Außerdem sah die Grünen-Fraktion es kritisch, dass für den Transport von Biomethan CO2 anfällt – die geplanten Anlagen also nicht völlig klimaneutral seien. Resch und Fraktionschefin Babette Schulz enthielten sich bei der Abstimmung.

Ob man die Nutzung von Wasserstoff anstelle von Biogas für den Betrieb des Blockheizkraftwerkes geprüft habe, wollten sowohl Bernd Urban (FDP) als auch Otto Deck (BfR) wissen. Ein entsprechender Antrag von Deck auf Prüfung der Nutzung von „grünem Wasserstoff“ wurde mehrheitlich abgelehnt.
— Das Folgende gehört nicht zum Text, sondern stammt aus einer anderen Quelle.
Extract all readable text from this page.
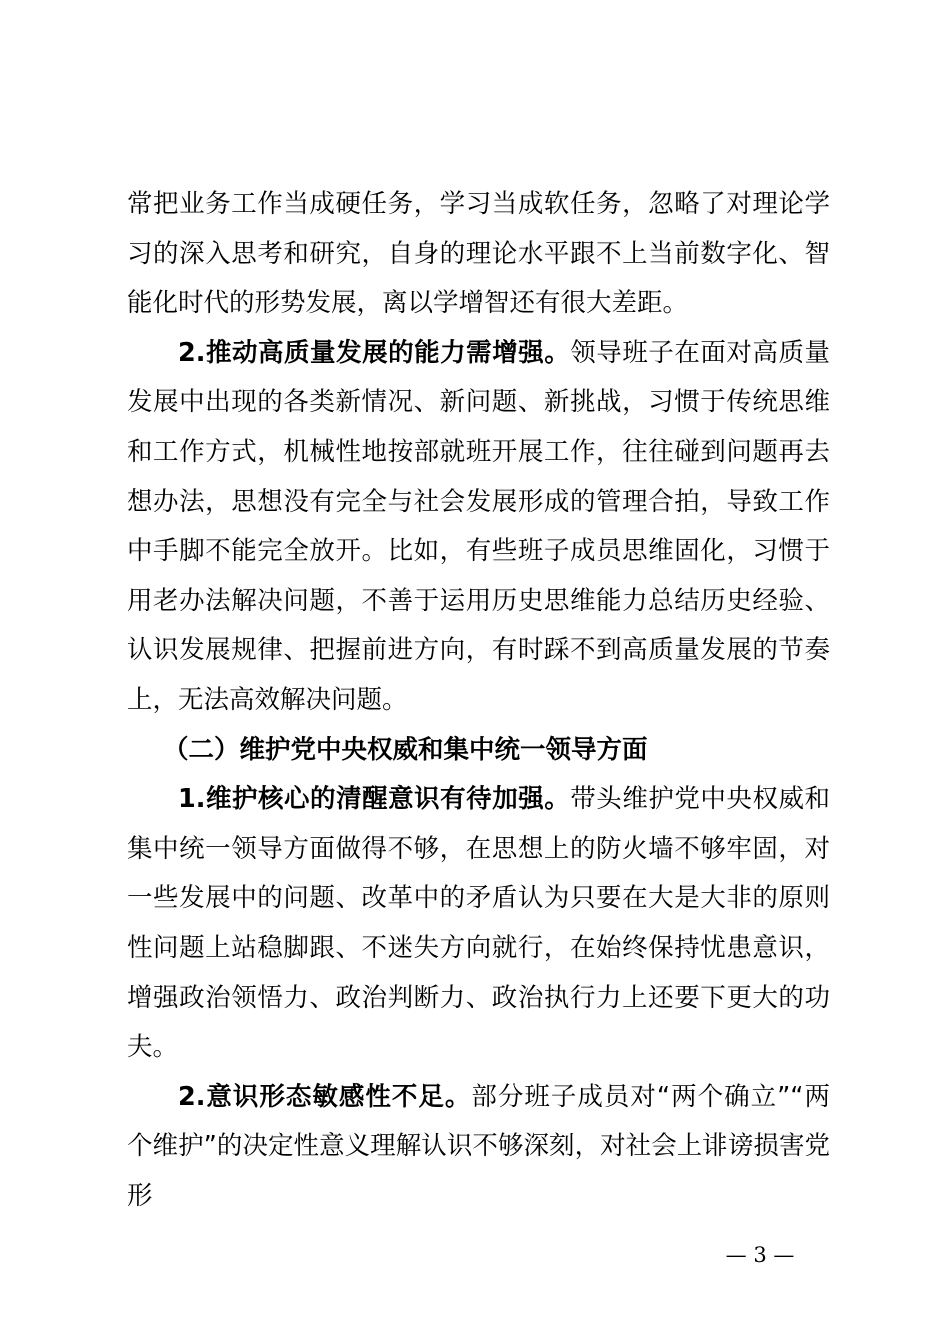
常把业务工作当成硬任务，学习当成软任务，忽略了对理论学习的深入思考和研究，自身的理论水平跟不上当前数字化、智能化时代的形势发展，离以学增智还有很大差距。

2.推动高质量发展的能力需增强。领导班子在面对高质量发展中出现的各类新情况、新问题、新挑战，习惯于传统思维和工作方式，机械性地按部就班开展工作，往往碰到问题再去想办法，思想没有完全与社会发展形成的管理合拍，导致工作中手脚不能完全放开。比如，有些班子成员思维固化，习惯于用老办法解决问题，不善于运用历史思维能力总结历史经验、认识发展规律、把握前进方向，有时踩不到高质量发展的节奏上，无法高效解决问题。

（二）维护党中央权威和集中统一领导方面

1.维护核心的清醒意识有待加强。带头维护党中央权威和集中统一领导方面做得不够，在思想上的防火墙不够牢固，对一些发展中的问题、改革中的矛盾认为只要在大是大非的原则性问题上站稳脚跟、不迷失方向就行，在始终保持忧患意识，增强政治领悟力、政治判断力、政治执行力上还要下更大的功夫。

2.意识形态敏感性不足。部分班子成员对“两个确立”“两个维护”的决定性意义理解认识不够深刻，对社会上诽谤损害党形

— 3 —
Wasserstoff sei für die Versorgung von Privathaushalten zwar verwendbar, aber mit Kilowattstundenpreisen von bis zu 30 Cent noch sehr teuer, erklärte Schweizer. Er rechne damit, dass Wasserstoff erst ab den 2040ern wirtschaftlich einsetzbar sein wird.

Baubeginn für Wohnungen Ende 2023

Ende 2021 soll der Bebauungsplan für Bach West IV und V laut Bürgermeister Heuser beschlossen werden, Mitte 2023 rechne man mit dem Abschluss der Erschließung des Gebiets, Ende 2023 könnten dann die ersten Bauherren loslegen.